In our study, physician specialists were found to provide more negative information about GM compared to other information sources. It would be useful to explore reasons for this in further research. Possible explanations might be lack of knowledge about the concept of bioequivalence or specialists’ close relationships with the pharmaceutical industry. Studies have suggested that the payments from the pharmaceutical industry are associated with preferences for brand-name medicines [32, 33]. The systematic review by Dunne and Dunne suggests that physicians play a particularly important role in ensuring consumers’ confidence in GM [15]. The study that examined the relationship between patient beliefs and communication about GM with their providers, also concluded that the willingness to use GM is associated with positive communication with providers [34].

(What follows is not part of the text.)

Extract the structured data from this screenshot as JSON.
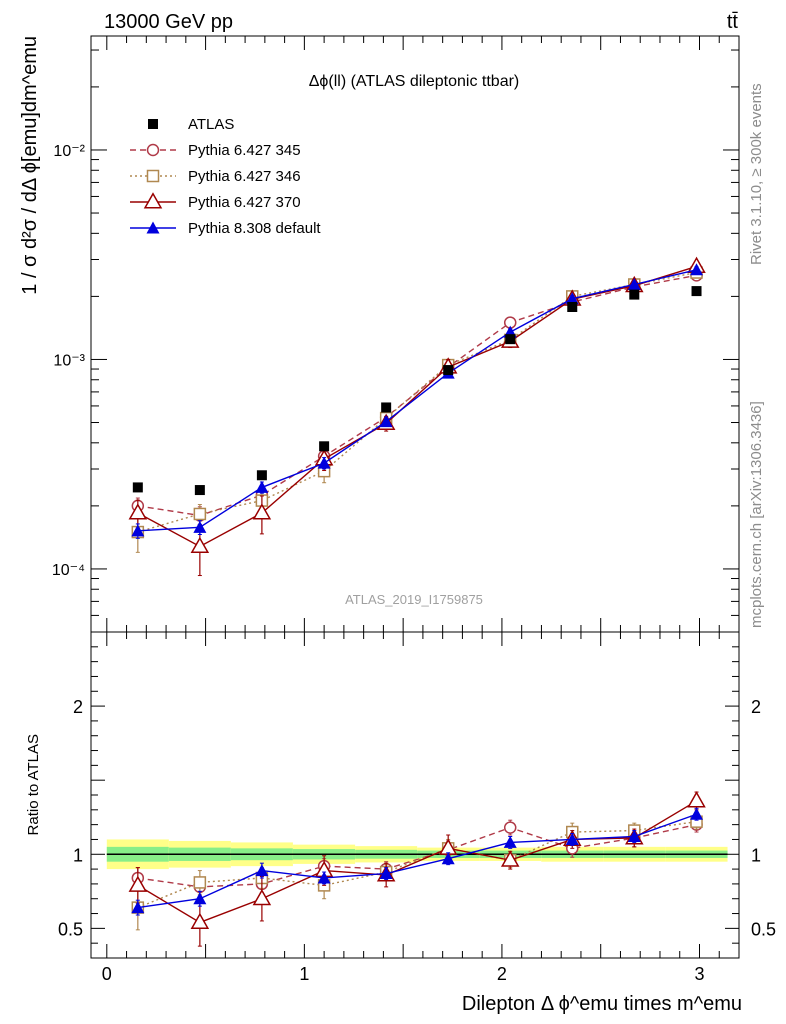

This study has the following limitations – as the survey was distributed as Computer Assisted Web Interviews, it did not reach the part of the population not using the Internet. It is estimated that approximately 21% of the Latvian population do not use Internet on a regular basis. The proportion of Internet nonusers differ significantly among the age groups. Within the age group 18–44 about 4% do not use Internet regularly, while within the age group 45–64 the share constitutes 28%, and within the age group 65–74 those are 64.5% [35]. To adjust to the criteria of a representative sample, data were weighted according to four parameters (gender, age, nationality and place of residence), but were not weighted according to education, therefore, the sample included a higher proportion of population with higher education than the general population in Latvia. It might have had impact on the study results. For instance, there are studies suggesting that population with higher education have more positive attitude towards GM and are more likely to choose generic substitution [15, 36].

Conclusion

Although the majority of people in Latvia are informed about the existence of GM, and most of the users of GM rate their experience as positive, only about one fifth of the population would opt for GM. Certain groups like men, people with nationalities other than Latvian, people with primary and secondary education and elderly people were less aware or willing to use GM compared to other society members. This is a worrisome fact showing that there is a need to reconsider information that consumers receive from different information sources about GM. Choice of GM instead of usually more expensive brand-name medicines is particularly important in Latvia where a large part of the population lack access to medicines. As people in Latvia trust physicians and pharmacists in their choice between medicines, it is important that they provide objective and unbiased information about GM, as well as promote their use.